ANVIL: IRRELEVANT AGAIN
If you’re a fledgling metal band trying to break into the big time, allowing a movie to be made about your struggles is probably a bad idea.
Remember Acrassicauda? The heavily persecuted Iraqi band pulled on the heart strings of the entire metal world in 2007, and the folks at Vice felt so moved by the band’s plight that they decided to make a documentary about them, Heavy Metal in Baghdad. With Vice’s help, the band finally arrived in the U.S. in 2009, began playing shows, touring, and eventually released a record. It was a great story, a triumph for heavy metal and personal freedoms that surely warmed the hearts of even the most jaded grinches (us included). But where are they now? Once the PR buzz and good will of the film wore off, Acrassicauda were left to make it on their own in an extremely competitive metal marketplace, back to square one (although admittedly way better off in their lives). We haven’t heard very much about them since.

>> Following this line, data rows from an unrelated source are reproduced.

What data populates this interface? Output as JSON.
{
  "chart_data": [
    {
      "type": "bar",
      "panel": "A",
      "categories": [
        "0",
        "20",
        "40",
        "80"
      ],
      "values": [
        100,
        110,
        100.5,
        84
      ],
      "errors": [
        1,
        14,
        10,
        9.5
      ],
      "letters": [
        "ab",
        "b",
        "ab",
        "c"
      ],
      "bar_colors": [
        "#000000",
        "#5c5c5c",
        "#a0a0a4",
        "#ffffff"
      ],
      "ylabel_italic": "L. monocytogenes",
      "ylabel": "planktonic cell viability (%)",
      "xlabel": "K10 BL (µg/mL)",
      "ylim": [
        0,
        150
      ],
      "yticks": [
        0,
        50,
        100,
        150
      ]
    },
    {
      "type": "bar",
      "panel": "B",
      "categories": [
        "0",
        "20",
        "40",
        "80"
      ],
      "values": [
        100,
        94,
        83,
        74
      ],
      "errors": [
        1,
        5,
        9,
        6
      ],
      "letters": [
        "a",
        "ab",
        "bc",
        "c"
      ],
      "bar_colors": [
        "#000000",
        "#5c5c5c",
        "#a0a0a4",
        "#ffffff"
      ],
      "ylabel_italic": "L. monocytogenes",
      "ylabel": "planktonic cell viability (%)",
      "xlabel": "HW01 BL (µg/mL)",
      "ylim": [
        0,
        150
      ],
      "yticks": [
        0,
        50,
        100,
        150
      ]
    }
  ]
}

Of course you all know about Anvil, a band whose Real Life Spinal Tap-like film was so touching that its tentacles reached far beyond the metal world and catapulted the band into the international spotlight. But… where are they now?
After the film’s release the band was suddenly invited to participate in metal festivals the world over, and they even experienced a huge wave of interest around their new album This is Thirteen (re-released by VH1 Classic in 2009). Only two years later they released Juggernaut of Justice to the resounding thud of no one caring. The problem? All that public interest was just for the movie and the band’s story — no one ever actually started caring about the music again. And now Anvil too are back to square one. Bassist Glenn Five recently left the band after 16 years and is now publicly declaring the band’s undeniable plight:
[This is Thirteen], because of the movie, received a lot of attention and was picked up and distributed by big-time record companies like Sony in Japan and VH1 in the United States. That feeling of renewed creativity continued on with the Juggernaut album, but unfortunately the interest of the record companies didn’t, and in my opinion the album hasn’t been given the chance to shine like it deserves and Anvil have found themselves once again in a position of irrelevance. The music just isn’t making a difference in today’s marketplace. The movie was sort of a Band Aid over the inevitable, and in my opinion, Anvil is now on its way back to the same position as it was back in 2005 before the filming of the movie began.
During the Anvil film’s initial hype cycle a well-respected metal industry veteran remarked to me, “You know what? There’s a reason Anvil never made it the first time around; they just weren’t really ever that good.” And while I wasn’t old enough to have been aware of Anvil’s first go at fame in the ’80s, my sense of things is that he’s right; there’s nothing about Anvil’s music, new or old, that was better than or strikingly unique from what their peers were doing. That Anvil were left behind while other bands went on to superstardom was not accidental, not a great injustice. Similarly, now that Acrassicauda live in the U.S. where they can practice their metal without worry of being arrested, they’re just one band trying to make it in a sea of hundreds of very good one that are also vying for attention.
In the sense that Acrassicauda and Anvil did get to experience international celebrity and attention for their music on some level after the releases of Heavy Metal in Baghdad and Anvil! The Story of Anvil, I suppose those things in and of themselves were great experiences that were totally worth it. But my point is this: films about a band’s “story” aren’t going to provide any kind of sustainable boost for that band’s career. They might even leave them worse off (Venue to Booking Agent: “Oh yeah, what ever happened to those guys after the movie?”). At least both got to experience the limelight for a little while, though, which is more than most of us will ever achieve.